Disposal8433•6mo ago
I meant source as in source code, which most vibe coders don't want to show, and which is strange since they are so proud of their new skills.
jacobegold•6mo ago
lol. human code review is all we will do day-to-day in a year

(i'm the lead engineer on diamond)

changisaac•6mo ago
Surprised that’s your take considering Diamond is one of the code review bots that are ahead of the pack. Curious why you think that’s the case? Is it a technical limitation? Or something about human code review that is just fundamentally hard to copy?
jacobegold•6mo ago
AI will certainly make human code review easier — the goal being to keep up with the velocity of changes to existing large systems.

"Code review" as defined as a human in the loop getting the final say on whether a change will be made to the system will be the absolute last thing to go. That process may look very different as both the inputs massively increase in scale and the methods get disrupted by AI.

changisaac•6mo ago
>"Code review" as defined as a human in the loop getting the final say on whether a change will be made to the system will be the absolute last thing to go. That process may look very different as both the inputs massively increase in scale and the methods get disrupted by AI.

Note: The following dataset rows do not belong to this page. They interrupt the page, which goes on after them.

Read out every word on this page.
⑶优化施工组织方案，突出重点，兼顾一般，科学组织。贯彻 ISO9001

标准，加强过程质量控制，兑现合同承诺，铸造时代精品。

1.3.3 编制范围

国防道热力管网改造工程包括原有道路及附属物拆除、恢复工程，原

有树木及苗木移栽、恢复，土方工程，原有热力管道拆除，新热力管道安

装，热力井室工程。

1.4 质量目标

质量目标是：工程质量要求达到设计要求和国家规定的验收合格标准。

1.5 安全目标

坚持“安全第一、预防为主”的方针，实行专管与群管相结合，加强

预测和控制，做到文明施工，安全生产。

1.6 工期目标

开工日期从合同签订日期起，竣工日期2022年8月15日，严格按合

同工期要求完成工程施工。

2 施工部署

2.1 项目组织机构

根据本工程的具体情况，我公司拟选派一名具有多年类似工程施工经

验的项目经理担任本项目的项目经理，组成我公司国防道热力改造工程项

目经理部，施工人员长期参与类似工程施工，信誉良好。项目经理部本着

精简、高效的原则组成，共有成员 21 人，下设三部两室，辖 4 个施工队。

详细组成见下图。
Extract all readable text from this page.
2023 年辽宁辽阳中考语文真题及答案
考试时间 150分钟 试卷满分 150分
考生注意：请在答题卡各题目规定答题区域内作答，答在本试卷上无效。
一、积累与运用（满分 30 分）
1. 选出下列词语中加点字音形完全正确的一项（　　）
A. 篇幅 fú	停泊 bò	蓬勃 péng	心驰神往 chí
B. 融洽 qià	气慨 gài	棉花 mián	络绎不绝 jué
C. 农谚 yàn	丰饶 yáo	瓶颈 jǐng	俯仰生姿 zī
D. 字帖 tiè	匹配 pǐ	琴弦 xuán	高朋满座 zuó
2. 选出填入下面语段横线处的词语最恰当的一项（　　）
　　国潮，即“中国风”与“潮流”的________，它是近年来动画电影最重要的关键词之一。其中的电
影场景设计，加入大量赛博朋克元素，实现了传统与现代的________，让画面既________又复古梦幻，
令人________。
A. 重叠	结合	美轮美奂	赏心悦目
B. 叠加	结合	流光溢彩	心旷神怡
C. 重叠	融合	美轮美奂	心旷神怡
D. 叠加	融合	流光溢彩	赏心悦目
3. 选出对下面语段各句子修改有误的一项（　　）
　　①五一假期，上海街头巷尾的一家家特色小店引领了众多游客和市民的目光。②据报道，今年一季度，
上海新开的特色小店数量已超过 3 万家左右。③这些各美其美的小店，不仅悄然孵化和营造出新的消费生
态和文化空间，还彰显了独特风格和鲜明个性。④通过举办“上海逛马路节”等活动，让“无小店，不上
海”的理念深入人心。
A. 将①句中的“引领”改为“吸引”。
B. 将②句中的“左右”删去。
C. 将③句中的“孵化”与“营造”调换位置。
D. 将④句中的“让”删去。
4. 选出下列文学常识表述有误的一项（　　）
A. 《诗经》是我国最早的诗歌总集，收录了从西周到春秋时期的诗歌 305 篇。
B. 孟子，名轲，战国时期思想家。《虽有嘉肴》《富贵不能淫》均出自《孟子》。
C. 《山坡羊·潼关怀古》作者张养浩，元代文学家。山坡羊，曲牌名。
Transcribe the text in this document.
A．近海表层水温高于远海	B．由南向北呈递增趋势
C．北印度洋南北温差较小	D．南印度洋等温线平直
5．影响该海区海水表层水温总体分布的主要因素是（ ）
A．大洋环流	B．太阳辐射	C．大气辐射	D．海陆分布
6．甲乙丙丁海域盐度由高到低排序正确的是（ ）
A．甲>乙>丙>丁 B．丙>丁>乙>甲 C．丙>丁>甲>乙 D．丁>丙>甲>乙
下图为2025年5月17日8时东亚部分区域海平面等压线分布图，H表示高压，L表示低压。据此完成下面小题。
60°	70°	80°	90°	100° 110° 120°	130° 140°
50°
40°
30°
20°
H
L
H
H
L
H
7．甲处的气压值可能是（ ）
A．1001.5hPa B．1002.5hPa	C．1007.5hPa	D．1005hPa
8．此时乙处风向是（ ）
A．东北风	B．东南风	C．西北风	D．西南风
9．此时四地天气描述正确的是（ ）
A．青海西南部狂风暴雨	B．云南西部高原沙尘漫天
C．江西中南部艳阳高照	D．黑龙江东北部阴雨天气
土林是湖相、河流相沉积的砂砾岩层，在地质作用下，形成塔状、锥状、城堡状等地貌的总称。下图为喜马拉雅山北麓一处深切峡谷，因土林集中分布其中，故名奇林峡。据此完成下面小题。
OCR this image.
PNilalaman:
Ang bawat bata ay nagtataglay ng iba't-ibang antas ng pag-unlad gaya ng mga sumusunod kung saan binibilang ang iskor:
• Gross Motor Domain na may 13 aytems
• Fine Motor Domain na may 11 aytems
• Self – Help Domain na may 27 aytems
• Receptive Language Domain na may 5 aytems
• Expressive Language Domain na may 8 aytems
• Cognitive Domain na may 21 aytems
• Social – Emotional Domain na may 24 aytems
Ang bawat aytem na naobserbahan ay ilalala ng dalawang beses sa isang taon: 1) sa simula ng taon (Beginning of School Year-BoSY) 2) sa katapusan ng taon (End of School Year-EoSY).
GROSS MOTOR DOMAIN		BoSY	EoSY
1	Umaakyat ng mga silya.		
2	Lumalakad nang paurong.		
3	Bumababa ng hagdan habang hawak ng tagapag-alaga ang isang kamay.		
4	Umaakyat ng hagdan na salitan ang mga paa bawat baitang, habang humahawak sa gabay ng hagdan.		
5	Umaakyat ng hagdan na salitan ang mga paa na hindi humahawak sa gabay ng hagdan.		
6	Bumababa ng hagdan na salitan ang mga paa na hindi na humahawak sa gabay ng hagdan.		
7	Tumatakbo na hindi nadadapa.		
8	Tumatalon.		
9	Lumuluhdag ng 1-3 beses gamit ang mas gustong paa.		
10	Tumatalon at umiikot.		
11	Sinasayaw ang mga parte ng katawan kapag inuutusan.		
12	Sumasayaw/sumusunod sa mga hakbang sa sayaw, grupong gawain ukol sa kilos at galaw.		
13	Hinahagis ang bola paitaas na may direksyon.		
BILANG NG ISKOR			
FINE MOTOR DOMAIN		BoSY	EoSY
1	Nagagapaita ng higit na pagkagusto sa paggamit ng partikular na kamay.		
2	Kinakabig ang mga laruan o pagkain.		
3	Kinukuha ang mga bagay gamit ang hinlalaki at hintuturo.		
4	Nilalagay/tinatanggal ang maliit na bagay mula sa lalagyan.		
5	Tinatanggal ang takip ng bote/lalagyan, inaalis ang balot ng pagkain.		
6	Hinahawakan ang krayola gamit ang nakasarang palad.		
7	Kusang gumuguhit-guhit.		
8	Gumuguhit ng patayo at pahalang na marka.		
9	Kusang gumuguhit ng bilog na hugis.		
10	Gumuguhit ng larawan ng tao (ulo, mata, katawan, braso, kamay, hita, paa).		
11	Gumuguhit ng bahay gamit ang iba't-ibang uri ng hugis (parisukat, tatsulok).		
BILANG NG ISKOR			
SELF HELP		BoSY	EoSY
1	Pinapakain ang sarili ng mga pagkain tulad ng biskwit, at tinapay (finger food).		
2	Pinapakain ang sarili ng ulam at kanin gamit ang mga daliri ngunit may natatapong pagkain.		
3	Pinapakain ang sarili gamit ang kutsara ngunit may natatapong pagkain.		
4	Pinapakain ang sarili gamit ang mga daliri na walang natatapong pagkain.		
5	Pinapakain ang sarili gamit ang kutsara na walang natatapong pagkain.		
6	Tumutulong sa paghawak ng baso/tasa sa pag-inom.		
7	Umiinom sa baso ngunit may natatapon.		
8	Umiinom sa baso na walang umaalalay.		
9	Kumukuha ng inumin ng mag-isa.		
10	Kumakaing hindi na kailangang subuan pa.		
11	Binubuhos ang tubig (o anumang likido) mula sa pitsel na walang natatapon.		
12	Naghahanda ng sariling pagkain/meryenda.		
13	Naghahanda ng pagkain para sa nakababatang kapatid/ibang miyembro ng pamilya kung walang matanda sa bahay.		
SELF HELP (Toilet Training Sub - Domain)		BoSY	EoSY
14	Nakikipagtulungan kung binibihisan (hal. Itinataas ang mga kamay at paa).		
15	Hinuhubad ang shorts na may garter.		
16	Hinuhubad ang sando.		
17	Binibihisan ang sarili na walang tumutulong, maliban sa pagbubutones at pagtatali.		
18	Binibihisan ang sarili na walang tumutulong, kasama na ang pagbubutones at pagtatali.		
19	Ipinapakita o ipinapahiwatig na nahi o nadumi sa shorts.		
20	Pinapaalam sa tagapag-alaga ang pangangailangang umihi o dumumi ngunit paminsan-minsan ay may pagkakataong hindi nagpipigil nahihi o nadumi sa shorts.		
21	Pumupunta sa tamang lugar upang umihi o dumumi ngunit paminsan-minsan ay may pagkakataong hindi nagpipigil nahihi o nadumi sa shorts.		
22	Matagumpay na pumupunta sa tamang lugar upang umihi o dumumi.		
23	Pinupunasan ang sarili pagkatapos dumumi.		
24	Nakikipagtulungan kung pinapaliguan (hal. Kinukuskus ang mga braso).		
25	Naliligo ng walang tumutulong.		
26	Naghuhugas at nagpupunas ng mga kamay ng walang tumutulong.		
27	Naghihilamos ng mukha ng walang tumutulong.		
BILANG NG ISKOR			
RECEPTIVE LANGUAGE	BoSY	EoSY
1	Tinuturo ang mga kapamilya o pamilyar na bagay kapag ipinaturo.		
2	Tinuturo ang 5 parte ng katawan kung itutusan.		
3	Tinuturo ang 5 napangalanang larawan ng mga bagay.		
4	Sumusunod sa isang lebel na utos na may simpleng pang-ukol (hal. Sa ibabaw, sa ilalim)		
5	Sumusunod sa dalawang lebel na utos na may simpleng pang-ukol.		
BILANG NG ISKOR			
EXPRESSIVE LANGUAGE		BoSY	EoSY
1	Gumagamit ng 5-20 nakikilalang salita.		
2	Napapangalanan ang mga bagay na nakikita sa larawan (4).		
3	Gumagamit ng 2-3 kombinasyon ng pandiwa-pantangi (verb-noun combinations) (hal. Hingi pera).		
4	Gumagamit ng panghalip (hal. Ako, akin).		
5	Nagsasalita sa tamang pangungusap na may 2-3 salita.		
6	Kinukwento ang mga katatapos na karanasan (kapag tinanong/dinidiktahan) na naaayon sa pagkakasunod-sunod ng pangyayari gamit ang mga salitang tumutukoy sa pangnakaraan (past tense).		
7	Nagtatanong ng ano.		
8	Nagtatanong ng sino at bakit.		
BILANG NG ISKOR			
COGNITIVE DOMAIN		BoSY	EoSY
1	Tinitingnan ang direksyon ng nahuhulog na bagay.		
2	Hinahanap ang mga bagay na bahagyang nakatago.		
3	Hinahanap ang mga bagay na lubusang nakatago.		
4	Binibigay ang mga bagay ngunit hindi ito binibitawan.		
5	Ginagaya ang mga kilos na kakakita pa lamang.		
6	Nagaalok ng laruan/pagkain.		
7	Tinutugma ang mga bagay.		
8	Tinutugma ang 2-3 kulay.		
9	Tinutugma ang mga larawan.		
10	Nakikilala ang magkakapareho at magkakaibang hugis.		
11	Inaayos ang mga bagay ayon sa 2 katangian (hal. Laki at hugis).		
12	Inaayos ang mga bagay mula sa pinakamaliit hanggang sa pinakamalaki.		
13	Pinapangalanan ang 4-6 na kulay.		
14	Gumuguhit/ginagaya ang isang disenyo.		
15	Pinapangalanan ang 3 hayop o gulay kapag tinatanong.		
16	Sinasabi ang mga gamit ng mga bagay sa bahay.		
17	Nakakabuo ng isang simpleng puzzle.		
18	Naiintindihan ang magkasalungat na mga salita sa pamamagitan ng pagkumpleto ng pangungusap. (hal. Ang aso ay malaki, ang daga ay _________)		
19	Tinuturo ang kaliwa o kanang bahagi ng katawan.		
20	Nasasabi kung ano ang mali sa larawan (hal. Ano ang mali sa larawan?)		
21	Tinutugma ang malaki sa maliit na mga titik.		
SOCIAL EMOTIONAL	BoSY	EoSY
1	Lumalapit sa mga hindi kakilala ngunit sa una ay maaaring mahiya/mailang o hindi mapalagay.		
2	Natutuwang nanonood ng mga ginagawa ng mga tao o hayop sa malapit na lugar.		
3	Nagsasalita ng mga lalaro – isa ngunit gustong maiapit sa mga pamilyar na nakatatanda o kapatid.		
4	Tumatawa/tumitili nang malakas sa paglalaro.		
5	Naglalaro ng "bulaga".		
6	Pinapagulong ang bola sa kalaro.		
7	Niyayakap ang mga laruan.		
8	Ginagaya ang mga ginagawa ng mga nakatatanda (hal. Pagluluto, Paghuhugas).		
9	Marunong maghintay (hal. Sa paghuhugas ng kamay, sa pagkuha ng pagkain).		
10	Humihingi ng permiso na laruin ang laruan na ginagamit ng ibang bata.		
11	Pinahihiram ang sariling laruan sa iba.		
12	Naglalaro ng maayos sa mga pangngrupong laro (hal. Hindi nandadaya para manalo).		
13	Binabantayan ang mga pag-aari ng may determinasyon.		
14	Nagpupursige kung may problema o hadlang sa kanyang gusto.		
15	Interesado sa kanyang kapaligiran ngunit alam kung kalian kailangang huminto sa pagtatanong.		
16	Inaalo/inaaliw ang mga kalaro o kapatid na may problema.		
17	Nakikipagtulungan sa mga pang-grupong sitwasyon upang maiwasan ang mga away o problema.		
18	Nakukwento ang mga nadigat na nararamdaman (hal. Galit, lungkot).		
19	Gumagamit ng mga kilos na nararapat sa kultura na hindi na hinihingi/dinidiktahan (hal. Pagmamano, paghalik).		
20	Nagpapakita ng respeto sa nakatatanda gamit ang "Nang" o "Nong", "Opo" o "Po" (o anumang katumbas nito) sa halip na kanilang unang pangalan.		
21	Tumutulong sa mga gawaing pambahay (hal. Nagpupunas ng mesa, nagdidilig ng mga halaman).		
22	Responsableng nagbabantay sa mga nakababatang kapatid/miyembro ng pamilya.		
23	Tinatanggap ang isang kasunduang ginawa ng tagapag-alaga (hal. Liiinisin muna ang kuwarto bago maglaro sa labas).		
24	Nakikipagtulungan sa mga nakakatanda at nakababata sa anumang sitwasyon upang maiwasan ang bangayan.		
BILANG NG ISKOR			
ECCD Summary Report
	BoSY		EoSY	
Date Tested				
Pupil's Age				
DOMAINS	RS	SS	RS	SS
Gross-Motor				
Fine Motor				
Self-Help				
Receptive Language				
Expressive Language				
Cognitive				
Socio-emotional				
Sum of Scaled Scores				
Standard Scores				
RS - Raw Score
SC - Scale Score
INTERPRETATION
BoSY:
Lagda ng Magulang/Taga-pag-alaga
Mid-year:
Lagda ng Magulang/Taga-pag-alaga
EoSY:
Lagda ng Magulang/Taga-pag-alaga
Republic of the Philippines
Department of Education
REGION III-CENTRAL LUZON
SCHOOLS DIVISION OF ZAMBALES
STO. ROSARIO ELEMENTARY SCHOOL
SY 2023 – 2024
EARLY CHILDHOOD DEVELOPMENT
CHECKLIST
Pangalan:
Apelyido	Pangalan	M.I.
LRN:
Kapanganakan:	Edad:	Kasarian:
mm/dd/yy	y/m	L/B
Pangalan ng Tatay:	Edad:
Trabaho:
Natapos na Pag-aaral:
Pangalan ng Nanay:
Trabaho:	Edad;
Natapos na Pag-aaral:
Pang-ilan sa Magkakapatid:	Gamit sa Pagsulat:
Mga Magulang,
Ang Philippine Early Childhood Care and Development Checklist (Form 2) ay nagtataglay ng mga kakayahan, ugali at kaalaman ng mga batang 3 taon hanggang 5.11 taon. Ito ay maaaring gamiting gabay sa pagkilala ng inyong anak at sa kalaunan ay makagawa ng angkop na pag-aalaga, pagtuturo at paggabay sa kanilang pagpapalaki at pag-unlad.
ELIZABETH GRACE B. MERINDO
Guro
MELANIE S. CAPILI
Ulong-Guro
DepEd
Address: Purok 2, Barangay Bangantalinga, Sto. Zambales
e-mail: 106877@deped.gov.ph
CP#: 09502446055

I know this is probably not something you can divulge but I look forward to how your team at Graphite plans to solve this! (Would also love your personal take!)

jacobegold•6mo ago
We've already soft launched the next step toward this to some existing Graphite users, so I'm fine sharing!

We're adding an agentic chat sidebar to the pull request that can help you gather context to understand a PR and make pre-merge changes without needing to leave the PR page. Open beta next week.

We're only going to spend more and more time looking at diffs as the amount of them increases, so the tools that we use here need to evolve as well. "AI code review" should be an interactive experience that directly builds on how code is reviewed today, not just a bot that comments on your PRs.

abstractspoon•6mo ago
I'll still be reviewing my own code
racenis•6mo ago
I have tried getting LLMs to review code that I have written and most of the feedback I get is useless. It's as if they can only spot the most trivial of issues, or even worse -- they find issues in places where they don't exist.

I guess that they are moderately useful for finding copy-paste errors.

Disposal8433•6mo ago
If i don't review the code anymore, don't expect me to be responsible for it.
changisaac•6mo ago
That’s true haha, even if obsolete for catching bugs, etc. one reason for human code reviews might just be accountability.
mindwok•6mo ago
Personally, I don't even think you'll have a code review bot. You'll just do it in the IDE.
aynyc•6mo ago
A year? Yes, 10? Probably not.
Lionga•6mo ago
We are in year 3 of engineers being obsolete with in 6 months... Pretty sure in 20 years we still have human code review
al2o3cr•6mo ago
I'm 100% confident LLMs could replace any code review being done by people who think this is a good idea, since both parties understand the assignment to the same degree.
changisaac•6mo ago
Haha nice one, took me a second there to understand this.
Tony_Delco•6mo ago
Review bots are the autopilot. Humans are the pilots. The autopilot will keep getting better, but you still want a human in the cockpit when something truly unexpected happens.